I got to thinking, this morning, about that phrase, "I was beside myself - with joy, anxiety, fear, etc." Nobody, it seems to me, talks about being beside himself with schizophrenia. I seem to remember that Lara was beside herself when she learned that Zhivago was in town. Anyway, I wondered a little about where the phrase came from and how it might have been originally used. I went to Google, that sum of all human knowledge, and learned this:

"Beside" was formerly (15th through 19th centuries) used in phrases to mean "out of a mental state or condition, as 'beside one's patience, one's gravity, one's wits'" (Oxford Engl. Dict.), and that use survives only in "'beside oneself': out of one's wits, out of one's senses."

"Beside himself. Why do we describe a distraught person as being 'beside himself'? Because the ancients believed that soul and body could part and that under great emotional stress the soul would actually leave the body. When this happened a person was 'beside himself.' This same thought is to be found in 'out of his mind'; and in 'ecstasy' too. 'Ecstasy' is from the Greek and literally means 'to stand out of.'" From "Dictionary of Word Origins" by Jordan Almond (Carol Publishing Group, Secaucus, N.J., 1998)

Well, there you have it, direct from Secaucus, N.J. - one of my favorite place names, right behind Hohocus, N.J. and Knob Lick, Mo. (But the mind wanders.)

Anyway, I thought that I've been feeling rather beside myself lately, in a multiple personality disorder sort of way. That is, all those different people that I've been, seem to be banging into each other in a rather annoying fashion. Little Eagle kicking Arem Arvinson in the shins. Van Ro and Skinny drunk and disorderly at Ralphie's Bar & Grille. It used to be easier to keep them all in their little compartments, their time frames, but now that I'm getting a bit older, everyone is just running willy-nilly. (Not a place name so far as I know, but it would be good.)
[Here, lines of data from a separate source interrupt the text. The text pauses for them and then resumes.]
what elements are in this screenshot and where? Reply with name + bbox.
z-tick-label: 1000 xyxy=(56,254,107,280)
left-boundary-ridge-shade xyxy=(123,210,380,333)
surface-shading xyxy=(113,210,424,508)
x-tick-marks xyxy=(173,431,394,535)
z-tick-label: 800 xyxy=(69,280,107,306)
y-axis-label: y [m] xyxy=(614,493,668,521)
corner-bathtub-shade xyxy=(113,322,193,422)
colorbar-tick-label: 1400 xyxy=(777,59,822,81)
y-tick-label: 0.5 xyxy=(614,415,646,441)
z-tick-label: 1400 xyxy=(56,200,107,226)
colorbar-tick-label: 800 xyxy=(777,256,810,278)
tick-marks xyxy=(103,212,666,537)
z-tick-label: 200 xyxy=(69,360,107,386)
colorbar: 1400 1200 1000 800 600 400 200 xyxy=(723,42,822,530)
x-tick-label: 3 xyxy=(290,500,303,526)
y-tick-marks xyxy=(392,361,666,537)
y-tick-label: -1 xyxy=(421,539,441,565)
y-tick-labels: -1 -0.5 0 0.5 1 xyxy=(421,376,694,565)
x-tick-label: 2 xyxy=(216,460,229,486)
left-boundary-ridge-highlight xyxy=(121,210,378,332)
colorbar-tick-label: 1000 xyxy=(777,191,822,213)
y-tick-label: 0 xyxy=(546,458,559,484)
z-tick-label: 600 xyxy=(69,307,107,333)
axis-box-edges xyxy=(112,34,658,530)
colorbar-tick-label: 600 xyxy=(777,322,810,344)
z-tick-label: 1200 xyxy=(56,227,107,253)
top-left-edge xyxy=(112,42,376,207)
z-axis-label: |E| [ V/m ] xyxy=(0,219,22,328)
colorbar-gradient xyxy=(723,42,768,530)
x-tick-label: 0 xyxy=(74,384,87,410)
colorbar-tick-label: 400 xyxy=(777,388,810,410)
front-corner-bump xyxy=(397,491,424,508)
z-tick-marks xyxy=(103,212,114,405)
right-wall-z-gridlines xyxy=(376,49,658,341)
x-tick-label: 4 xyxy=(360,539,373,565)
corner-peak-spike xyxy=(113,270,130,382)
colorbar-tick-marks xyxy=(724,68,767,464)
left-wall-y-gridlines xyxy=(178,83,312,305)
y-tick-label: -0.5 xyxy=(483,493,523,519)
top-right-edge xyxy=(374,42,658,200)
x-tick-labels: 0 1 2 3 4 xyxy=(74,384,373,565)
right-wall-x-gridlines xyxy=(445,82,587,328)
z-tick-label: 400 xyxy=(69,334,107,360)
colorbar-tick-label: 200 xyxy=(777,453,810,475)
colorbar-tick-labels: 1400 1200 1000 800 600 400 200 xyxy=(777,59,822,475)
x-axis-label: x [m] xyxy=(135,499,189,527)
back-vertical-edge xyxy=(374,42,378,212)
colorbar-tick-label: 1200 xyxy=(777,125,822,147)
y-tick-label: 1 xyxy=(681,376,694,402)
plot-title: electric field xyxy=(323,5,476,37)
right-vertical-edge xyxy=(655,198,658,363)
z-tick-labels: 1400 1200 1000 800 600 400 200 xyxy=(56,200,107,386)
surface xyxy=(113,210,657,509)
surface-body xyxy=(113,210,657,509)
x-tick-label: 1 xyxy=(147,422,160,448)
It used to be easier, too, to keep in compartments the Indian scout/farm boy, the art student/boilermaker, the boatbuider/land surveyor, the house carpenter/motorcycle racer, the glass blower/architect, the mariner/poet/dreamer, the husband/lover, the father/grandfather/doddering fool. But it's getting tougher all the time and the writer doesn't seem to care. The writer likes being beside all of these selves. And today, the writer is in ecstasy.